Black described them as “small chunky fish, with cool behavior and male nuptial coloration.” He said the “discrete desert springs they typically live in makes for a really interesting model.”
And, Black said, he’s always been interested in using genetics and genomics as a tool to protect and conserve imperiled species.
Black and his team have proposed calling the pupfish found in Salt Creek, Lost River and Mound Spring the enchanted pupfish—a reference to New Mexico being known as the Land of Enchantment. Meanwhile, they propose keeping the name White Sands pupfish for the Malpais Spring population.
But, before the enchanted pupfish can be officially declared a different species, other scientists need to concur.
Mike Ruhl, the assistant chief of the research and management section for the New Mexico Department of Game and Fish’s Fisheries Management Division, said that the state is aware of the research project and the recent paper.
“White Sands Pupfish occur entirely on U.S. Department of Defense lands and are managed through a Conservation Team that includes White Sands Missile Range, Holloman Air Force Base, the U.S. Fish and Wildlife Service and the Department,” Ruhl said in a statement. “Given its very recent publication, the management implications of the article are currently unclear and adoption of new fish species designations is a function of the Committee on Names of Fishes, a joint committee of the American Fisheries Society and the American Society of Ichthyologists and Herpetologists. The White Sands Pupfish Conservation Team will consider the research and its implications at its next meeting.”
WildEarth Guardians was behind the 2009 petition to have the pupfish listed as endangered, but it is unclear how the organization will respond to the study.
Joanna Zhang with WildEarth Guardians anticipates that the new study will have an impact.
Zhang said that if the pupfish is indeed two separate species, it means that the population found in Malpais Spring has no duplicate population.
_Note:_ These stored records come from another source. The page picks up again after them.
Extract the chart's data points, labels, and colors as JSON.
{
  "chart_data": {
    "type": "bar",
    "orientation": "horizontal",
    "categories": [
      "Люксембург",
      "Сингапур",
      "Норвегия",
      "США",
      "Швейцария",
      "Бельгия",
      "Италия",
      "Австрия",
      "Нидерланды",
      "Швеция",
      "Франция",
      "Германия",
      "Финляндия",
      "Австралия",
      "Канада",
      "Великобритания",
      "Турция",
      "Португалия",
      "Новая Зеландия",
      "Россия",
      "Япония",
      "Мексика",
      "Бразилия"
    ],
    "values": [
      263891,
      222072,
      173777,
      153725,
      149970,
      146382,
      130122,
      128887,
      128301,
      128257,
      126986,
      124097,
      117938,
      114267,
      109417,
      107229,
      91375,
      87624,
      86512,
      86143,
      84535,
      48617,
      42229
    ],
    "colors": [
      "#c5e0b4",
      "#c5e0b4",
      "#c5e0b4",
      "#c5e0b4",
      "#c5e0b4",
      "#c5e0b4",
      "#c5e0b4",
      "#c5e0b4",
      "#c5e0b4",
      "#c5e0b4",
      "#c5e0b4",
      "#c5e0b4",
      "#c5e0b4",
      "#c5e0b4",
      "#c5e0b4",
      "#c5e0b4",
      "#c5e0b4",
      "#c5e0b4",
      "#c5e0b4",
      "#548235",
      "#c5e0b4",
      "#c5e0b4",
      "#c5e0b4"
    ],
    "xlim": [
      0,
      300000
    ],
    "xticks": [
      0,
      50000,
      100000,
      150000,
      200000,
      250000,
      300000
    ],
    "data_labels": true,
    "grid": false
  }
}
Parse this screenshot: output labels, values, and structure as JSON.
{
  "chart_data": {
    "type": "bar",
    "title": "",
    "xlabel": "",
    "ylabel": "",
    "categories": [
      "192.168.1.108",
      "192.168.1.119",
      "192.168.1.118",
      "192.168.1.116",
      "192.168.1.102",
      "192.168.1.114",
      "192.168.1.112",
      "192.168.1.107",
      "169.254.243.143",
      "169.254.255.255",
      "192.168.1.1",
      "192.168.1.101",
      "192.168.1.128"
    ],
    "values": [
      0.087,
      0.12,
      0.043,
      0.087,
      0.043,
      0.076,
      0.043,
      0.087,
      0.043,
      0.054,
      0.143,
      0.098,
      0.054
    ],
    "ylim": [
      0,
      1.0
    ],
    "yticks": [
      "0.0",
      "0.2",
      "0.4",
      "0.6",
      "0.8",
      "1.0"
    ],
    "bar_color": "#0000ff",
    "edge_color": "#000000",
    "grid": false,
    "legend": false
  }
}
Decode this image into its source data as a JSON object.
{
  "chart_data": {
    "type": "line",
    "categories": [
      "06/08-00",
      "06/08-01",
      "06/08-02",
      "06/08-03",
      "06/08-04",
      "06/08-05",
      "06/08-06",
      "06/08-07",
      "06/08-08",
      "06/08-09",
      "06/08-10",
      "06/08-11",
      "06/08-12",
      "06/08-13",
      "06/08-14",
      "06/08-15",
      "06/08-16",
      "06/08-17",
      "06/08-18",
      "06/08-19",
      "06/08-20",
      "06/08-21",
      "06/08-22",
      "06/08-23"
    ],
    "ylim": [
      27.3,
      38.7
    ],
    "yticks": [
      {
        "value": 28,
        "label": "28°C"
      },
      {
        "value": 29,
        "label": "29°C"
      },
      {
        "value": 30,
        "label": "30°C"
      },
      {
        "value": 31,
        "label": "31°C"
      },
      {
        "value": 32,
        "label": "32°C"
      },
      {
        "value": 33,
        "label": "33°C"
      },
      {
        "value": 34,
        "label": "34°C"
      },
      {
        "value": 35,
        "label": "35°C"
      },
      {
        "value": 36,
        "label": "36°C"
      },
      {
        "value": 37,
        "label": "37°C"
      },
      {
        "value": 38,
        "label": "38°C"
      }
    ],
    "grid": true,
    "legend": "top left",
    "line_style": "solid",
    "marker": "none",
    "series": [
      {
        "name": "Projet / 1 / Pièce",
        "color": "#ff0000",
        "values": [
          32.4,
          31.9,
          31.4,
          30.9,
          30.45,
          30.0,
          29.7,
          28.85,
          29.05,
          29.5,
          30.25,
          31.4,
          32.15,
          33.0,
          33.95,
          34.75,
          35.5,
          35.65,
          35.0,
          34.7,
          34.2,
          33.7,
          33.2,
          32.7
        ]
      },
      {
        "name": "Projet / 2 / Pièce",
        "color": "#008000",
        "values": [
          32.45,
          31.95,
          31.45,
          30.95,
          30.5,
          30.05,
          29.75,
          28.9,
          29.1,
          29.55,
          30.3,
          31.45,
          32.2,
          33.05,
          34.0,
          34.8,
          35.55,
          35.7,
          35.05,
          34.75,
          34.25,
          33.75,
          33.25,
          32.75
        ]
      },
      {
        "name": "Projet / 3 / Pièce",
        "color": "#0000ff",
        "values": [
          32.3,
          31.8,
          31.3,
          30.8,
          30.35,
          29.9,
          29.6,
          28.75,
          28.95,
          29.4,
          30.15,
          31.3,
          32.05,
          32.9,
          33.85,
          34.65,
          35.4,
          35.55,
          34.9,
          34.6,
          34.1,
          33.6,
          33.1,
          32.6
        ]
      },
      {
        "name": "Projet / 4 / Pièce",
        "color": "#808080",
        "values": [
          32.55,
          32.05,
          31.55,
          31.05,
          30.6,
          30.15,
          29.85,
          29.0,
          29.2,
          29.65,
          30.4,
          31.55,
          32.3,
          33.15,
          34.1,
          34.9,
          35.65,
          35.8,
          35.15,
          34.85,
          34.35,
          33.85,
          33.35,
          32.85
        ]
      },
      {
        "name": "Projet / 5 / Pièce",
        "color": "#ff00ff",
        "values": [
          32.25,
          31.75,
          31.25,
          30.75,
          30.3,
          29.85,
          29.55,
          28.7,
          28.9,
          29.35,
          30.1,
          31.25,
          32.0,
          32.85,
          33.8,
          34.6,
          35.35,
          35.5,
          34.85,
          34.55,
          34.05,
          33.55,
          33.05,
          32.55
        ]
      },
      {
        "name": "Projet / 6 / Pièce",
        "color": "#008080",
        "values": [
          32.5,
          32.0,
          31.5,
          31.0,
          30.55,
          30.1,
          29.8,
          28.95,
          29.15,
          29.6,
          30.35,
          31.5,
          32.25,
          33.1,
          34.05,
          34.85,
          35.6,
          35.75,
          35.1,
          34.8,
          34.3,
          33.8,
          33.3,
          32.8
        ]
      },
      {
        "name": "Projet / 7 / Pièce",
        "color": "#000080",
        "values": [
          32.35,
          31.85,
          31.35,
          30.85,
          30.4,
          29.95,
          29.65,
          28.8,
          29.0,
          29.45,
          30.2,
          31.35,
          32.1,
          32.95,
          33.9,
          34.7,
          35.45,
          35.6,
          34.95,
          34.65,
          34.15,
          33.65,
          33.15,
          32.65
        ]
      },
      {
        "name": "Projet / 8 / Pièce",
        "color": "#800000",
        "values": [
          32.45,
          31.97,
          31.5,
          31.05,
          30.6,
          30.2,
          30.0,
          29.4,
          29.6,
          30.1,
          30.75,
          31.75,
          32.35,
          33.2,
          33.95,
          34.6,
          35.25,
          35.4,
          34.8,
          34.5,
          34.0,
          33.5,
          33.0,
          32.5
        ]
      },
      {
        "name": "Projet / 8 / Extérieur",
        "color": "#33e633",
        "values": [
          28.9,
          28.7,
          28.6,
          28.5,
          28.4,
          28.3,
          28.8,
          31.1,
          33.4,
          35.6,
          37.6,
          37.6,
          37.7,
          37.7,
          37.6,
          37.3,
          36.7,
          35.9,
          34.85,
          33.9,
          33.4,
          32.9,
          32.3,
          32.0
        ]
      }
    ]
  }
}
If something were to happen to Malpais Spring, the pupfish could be lost entirely. A refuge population could help provide some assurance that the rare pupfish could survive long into the future through human intervention, but, Zhang said, “ideally you don’t lose the population that’s out in the wild.”
The study also has other implications for conservation.
“Making sure that both of them have a robust population that has enough genetic diversity to remain viable in the long term, is really important,” Zhang said.
Black said that previous research and current genetic diversity estimates indicate that the White Sands pupfish has little genetic diversity.
“We showed that the genetic diversity levels of these fish are substantially lower than many other related species, close to the levels observed in several inbred lines of laboratory fish,” he said. “This is problematic as diversity is a good proxy of fitness and helps buffer environmental change.”
He said continued efforts to “ensure effective gene flow between populations of the same species” as well as conservation efforts to maintain good breeding habitat for the pupfish could help protect the genetic diversity that currently exists.
And researchers aren’t done examining the White Sands pupfish and its genetics.
One of Black’s co-authors, Erangi Heenkenda, has been sequencing the genomes of the White Sands pupfish overtime. This has involved taking genetic samples at two different time points approximately 18 years apart to examine how the species are changing.
Black said Heenkenda’s research should “be informative of the evolutionary processes occurring at a more contemporary time scale.”